As per the latest Crude Oil Stock report from the American Petroleum Institute (API), 2.562 million barrels of oil were added to the inventories versus the previous depletion of 5.821 million. Market consensus favored another draw in the stock and hence the data has been impactful on WTI.
Also weighing on the oil prices could be the chatters signaling the fears of a jump in the virus-led death and infections as well as China’s recent sanctions on 28 US persons, most of them were in the Trump administration. Furthermore, activity restrictions in China, Europe, the UK and some part of Pacific nations join the International Energy Agency’s grim outlook of oil demand in 2021 to weigh on the quote. The IEA recently said, in its Oil Market Report, “ demand to average 96.6 million barrels per day (bpd) in 2021, after crashing by an all-time high of 8.8 million bpd in 2020 under the weight of the Covid-19 pandemic.”
It’s worth mentioning that the US dollar’s corrective pullback from the weekly low also heavy the commodity prices. The US dollar index (DXY) recently bounced off weekly bottom surrounding 90.27 to 90.47.

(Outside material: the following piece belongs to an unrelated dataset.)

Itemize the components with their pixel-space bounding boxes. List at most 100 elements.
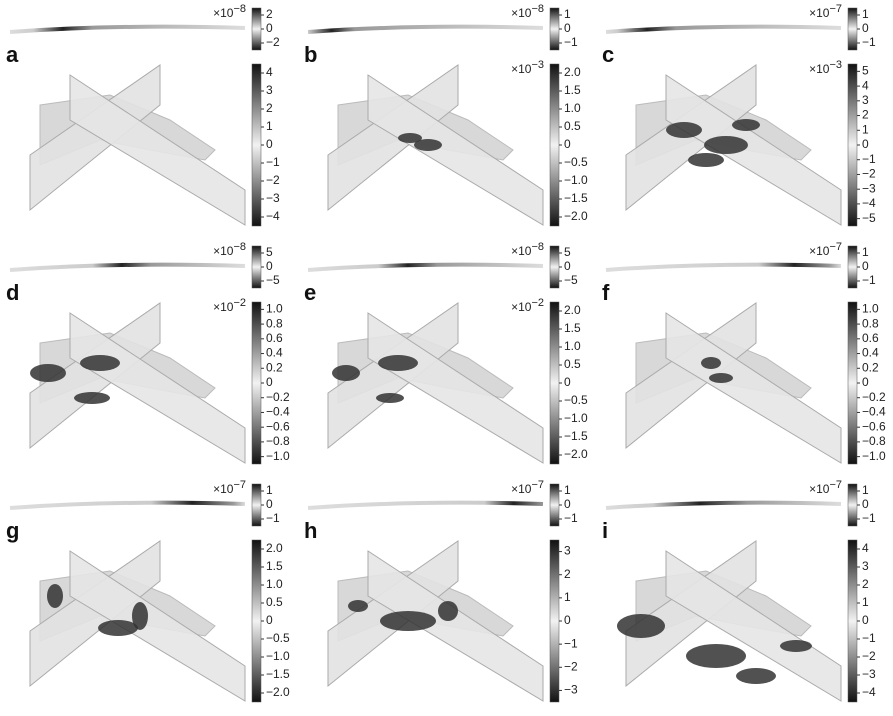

Looking forward, global oil traders will keep their eyes on the market sentiment while closely observing how Joe Biden acts during his first full day in the Oval Office. On the data front, the official inventory release from the Energy Information Administration (EIA), expected -0.28M versus -3.247M, out for publishing on Friday, will be the key.
Unless breaking the latest low near $51.80, WTI buyers are less likely to drop their idea of attacking the multi-month peak, marked earlier in the month, near $54.00.